A poll conducted in June of 2016 by NORC-AP asked American voters for their opinions about the upcoming Presidential Election, scheduled for November of that year. The results, published on the NORC website in August 2016 should not have surprised anyone, but I admit the data surprised me. NORC-AP reported that "Eighty percent of Americans say the country is greatly divided when it comes to the most important values, and 85 percent say the United States is increasingly divided by politics."

Moreover, NORC reported that only "43% of voters say a Hillary Clinton's election would lead to a more divided country. Many more, 73 percent, say the country will be more separated if Donald Trump prevails in November."

These figures made me curious. Since nearly half the voters actually voted for Trump, the statistics would say that some of those voting for him also figured that his presidency would lead to a more "separated" nation. They understood the consequences and voted for him anyway. This indicated a significant level of dissatisfaction among Republicans with the status quo.
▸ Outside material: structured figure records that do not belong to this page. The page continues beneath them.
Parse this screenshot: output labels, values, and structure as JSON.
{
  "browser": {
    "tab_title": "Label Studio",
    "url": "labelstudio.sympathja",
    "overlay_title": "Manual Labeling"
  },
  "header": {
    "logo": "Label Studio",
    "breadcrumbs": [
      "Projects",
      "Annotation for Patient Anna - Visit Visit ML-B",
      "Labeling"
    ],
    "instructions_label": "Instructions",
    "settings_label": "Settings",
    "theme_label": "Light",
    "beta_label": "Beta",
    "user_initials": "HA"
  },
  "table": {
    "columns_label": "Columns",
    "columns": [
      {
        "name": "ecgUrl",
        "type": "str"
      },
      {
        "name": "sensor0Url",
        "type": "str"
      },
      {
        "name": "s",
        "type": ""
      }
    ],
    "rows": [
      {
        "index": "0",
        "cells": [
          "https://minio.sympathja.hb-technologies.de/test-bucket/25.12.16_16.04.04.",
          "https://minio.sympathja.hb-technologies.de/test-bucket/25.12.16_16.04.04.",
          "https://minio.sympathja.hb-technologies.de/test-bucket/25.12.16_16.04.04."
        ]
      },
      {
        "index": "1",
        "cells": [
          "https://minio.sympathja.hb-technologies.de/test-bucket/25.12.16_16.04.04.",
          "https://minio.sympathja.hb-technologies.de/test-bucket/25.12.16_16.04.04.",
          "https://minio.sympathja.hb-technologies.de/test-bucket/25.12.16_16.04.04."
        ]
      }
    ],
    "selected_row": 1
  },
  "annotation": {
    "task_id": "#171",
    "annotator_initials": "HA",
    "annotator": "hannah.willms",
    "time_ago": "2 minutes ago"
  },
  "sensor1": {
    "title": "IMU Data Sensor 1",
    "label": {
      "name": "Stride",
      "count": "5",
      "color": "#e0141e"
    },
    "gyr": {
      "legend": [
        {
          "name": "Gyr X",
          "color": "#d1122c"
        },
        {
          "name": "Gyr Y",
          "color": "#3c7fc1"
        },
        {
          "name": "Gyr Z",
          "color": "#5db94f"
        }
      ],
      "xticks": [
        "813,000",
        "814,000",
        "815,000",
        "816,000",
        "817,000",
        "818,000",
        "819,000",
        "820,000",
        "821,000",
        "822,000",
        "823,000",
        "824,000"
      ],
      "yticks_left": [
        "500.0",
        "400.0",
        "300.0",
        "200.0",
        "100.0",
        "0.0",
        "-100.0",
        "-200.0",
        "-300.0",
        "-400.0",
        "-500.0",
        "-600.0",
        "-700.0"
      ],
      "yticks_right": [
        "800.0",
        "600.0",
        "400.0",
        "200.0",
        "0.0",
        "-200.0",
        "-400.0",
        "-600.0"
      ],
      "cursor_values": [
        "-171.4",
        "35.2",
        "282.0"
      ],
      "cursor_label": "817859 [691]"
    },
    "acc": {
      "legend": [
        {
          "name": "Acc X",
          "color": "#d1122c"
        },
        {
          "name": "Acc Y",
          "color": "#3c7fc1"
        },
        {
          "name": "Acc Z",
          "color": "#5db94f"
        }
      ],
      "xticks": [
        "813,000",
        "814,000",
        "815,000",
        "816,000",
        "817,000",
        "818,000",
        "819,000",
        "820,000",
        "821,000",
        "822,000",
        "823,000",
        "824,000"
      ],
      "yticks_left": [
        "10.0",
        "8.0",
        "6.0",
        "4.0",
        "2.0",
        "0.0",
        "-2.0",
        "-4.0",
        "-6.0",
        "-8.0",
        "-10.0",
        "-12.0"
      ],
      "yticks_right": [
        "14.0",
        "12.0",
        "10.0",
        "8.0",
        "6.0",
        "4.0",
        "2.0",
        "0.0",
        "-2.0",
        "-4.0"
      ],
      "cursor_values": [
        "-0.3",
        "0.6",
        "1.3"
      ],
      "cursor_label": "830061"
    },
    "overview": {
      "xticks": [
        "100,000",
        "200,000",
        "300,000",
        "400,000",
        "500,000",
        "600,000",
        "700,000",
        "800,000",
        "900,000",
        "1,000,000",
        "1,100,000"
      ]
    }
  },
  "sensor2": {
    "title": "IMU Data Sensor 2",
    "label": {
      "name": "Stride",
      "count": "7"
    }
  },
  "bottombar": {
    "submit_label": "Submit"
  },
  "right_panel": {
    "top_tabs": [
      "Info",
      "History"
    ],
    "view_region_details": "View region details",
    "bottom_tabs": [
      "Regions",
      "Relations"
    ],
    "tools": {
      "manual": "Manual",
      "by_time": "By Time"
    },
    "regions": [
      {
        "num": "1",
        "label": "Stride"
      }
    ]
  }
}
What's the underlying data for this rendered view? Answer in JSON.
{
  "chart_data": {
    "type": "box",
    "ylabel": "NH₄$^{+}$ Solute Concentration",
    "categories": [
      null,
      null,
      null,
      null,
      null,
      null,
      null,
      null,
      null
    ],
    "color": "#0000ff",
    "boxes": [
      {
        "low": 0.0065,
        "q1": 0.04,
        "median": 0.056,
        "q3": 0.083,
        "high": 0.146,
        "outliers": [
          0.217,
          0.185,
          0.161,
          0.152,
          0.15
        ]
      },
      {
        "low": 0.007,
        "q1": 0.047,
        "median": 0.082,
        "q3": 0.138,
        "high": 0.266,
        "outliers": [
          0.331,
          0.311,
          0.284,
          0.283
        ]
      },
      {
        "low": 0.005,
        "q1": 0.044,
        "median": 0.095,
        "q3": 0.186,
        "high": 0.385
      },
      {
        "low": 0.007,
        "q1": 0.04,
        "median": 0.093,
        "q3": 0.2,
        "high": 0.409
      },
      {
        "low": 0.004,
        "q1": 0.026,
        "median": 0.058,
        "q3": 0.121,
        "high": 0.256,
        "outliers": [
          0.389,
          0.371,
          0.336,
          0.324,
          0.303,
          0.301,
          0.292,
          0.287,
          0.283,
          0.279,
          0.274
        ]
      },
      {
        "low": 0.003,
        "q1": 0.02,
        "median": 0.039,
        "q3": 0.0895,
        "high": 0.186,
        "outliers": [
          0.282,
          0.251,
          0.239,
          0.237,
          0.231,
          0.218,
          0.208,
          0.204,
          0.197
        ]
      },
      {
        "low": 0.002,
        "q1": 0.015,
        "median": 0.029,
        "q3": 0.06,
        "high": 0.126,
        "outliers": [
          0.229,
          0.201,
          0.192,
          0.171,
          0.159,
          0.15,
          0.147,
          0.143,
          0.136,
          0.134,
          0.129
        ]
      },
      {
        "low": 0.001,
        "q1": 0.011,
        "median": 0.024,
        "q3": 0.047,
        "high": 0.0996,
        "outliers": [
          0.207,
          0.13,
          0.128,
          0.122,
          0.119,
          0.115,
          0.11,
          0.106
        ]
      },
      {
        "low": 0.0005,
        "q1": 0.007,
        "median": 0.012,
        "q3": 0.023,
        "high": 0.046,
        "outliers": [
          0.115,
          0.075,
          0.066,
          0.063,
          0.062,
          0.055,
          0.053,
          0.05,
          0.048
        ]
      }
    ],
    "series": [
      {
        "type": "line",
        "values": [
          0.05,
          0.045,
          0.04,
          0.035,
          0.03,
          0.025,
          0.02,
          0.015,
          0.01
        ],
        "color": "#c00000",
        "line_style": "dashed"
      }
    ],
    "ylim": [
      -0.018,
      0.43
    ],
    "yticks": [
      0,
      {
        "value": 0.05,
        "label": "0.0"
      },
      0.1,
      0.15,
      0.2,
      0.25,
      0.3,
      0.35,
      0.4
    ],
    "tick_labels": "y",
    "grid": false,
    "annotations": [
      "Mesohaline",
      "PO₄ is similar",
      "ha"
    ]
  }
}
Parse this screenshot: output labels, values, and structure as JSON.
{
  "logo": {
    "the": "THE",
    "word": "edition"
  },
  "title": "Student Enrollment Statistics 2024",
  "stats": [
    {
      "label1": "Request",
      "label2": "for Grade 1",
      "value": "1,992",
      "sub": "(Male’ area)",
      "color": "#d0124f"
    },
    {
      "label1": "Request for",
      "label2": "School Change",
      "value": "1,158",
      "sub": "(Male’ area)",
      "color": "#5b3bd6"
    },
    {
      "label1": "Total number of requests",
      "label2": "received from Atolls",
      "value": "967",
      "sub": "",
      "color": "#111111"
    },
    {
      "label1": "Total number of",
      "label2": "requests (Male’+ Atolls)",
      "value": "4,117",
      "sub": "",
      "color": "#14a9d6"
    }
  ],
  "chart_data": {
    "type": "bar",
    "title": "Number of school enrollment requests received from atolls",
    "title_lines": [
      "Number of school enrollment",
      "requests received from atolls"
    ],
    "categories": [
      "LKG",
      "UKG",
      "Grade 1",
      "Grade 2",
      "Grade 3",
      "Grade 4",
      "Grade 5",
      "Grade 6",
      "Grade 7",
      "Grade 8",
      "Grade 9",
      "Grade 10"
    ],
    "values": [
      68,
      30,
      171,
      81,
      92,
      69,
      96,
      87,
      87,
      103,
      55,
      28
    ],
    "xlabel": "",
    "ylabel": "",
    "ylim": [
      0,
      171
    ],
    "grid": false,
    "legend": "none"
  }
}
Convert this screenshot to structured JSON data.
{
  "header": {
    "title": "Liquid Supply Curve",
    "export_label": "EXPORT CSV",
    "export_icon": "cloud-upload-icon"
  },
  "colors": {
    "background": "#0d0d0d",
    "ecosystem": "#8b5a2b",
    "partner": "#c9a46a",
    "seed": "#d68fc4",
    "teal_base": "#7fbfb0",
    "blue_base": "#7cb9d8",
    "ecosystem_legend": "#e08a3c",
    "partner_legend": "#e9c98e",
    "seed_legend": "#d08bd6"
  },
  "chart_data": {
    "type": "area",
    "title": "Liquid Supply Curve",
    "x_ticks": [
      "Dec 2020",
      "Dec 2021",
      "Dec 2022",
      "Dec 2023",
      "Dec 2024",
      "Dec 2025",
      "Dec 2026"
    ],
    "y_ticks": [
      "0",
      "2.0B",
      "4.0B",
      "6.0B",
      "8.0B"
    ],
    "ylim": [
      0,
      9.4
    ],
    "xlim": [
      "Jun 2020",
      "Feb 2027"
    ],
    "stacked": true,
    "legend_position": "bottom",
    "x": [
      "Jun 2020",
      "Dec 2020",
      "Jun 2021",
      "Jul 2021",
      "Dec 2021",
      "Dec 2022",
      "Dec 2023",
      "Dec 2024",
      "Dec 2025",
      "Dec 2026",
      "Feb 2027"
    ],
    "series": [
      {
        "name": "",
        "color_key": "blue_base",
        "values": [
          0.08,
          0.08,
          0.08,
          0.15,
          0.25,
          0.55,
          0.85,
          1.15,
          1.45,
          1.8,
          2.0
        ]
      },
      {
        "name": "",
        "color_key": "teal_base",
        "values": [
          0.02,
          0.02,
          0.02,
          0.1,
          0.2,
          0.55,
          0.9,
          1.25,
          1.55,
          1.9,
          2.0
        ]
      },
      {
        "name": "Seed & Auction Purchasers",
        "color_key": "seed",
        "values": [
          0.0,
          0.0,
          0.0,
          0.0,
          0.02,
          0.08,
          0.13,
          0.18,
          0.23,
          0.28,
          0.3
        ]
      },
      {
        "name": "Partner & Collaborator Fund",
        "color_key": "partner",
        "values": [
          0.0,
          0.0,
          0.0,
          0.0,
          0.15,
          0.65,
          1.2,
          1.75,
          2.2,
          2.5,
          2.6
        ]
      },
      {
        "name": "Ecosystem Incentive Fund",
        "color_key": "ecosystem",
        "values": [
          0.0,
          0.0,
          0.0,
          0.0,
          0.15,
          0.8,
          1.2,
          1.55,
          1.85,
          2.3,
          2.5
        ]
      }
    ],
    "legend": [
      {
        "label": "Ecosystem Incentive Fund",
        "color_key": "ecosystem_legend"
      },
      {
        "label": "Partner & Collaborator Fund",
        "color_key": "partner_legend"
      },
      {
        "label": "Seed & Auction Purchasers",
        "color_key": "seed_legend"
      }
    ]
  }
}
NORC-AP continued to record American opinions throughout the Trump tenure of office, and again after the election of Joe Biden in November, 2020. In June, 2022, for instance, NORC published a new poll, and its numbers should concern us: "Most say nation on wrong track, including Dems."

The Democrat respondents believe Biden and Democratic Congressmen have compromised on the issues too easily. They expected more definitive policy-making. Some Democrat respondents blame Republicans in Congress for stalling Democrat efforts to move forward.

But the poll states that "The national dissatisfaction is bipartisan." The polling numbers record that "Ninety-two percent of Republicans and 78%  of Democrats say the country is headed in the wrong direction." But if I asked the respondents, "Tell me which is the right direction," they would point in opposite directions—the Democrats to the left, the Republicans to the right, and they hate for their Congressmen to compromise. Most Americans hate the word "consensus," which lets the voters know they get no more than a 50% solution—too watered down to serve their needs, or the nation's needs, for that matter. Haven't the voters had enough of governing that leaves both sides dissatisfied with the result?

In this post, I would like to analyze the anatomy of the nation's division, to suggest to voters that they should not count on the situation improving. The situation starts mostly with their self-interest, which derives from their philosophical and administrative sense of what works and what does not work. And beyond philosophical disunity, there is institutional disunity—resentment and paranoia toward the opposing party—that remains after every setback.

Many of us are institutional type people. We take our marching orders from it, our talking-points, and general outlook; but the institution exists as its own deal. The institution looks after itself and does not like anyone stirring up angst against the status quo, because dissent upsets its functioning. The institution—okay, the political party—may lose twenty elections in a row, but it provides jobs, talking points, and vision to thousands of people. Realigning its positions, changing its culture, or reconfiguring its basic vision frightens people—who use the party to define themselves.

But everyone should realize, by now, that we can't keep going on like this—expecting a miracle, or whatever. What I espouse and recommend to Americans is a non-vindictive, non-violent, and non-dictatorial solution—Divide the nation and govern separately. We should divide it, or else plan for our democracy to degenerate into a dictatorial majoritarianism—where it is headed at present.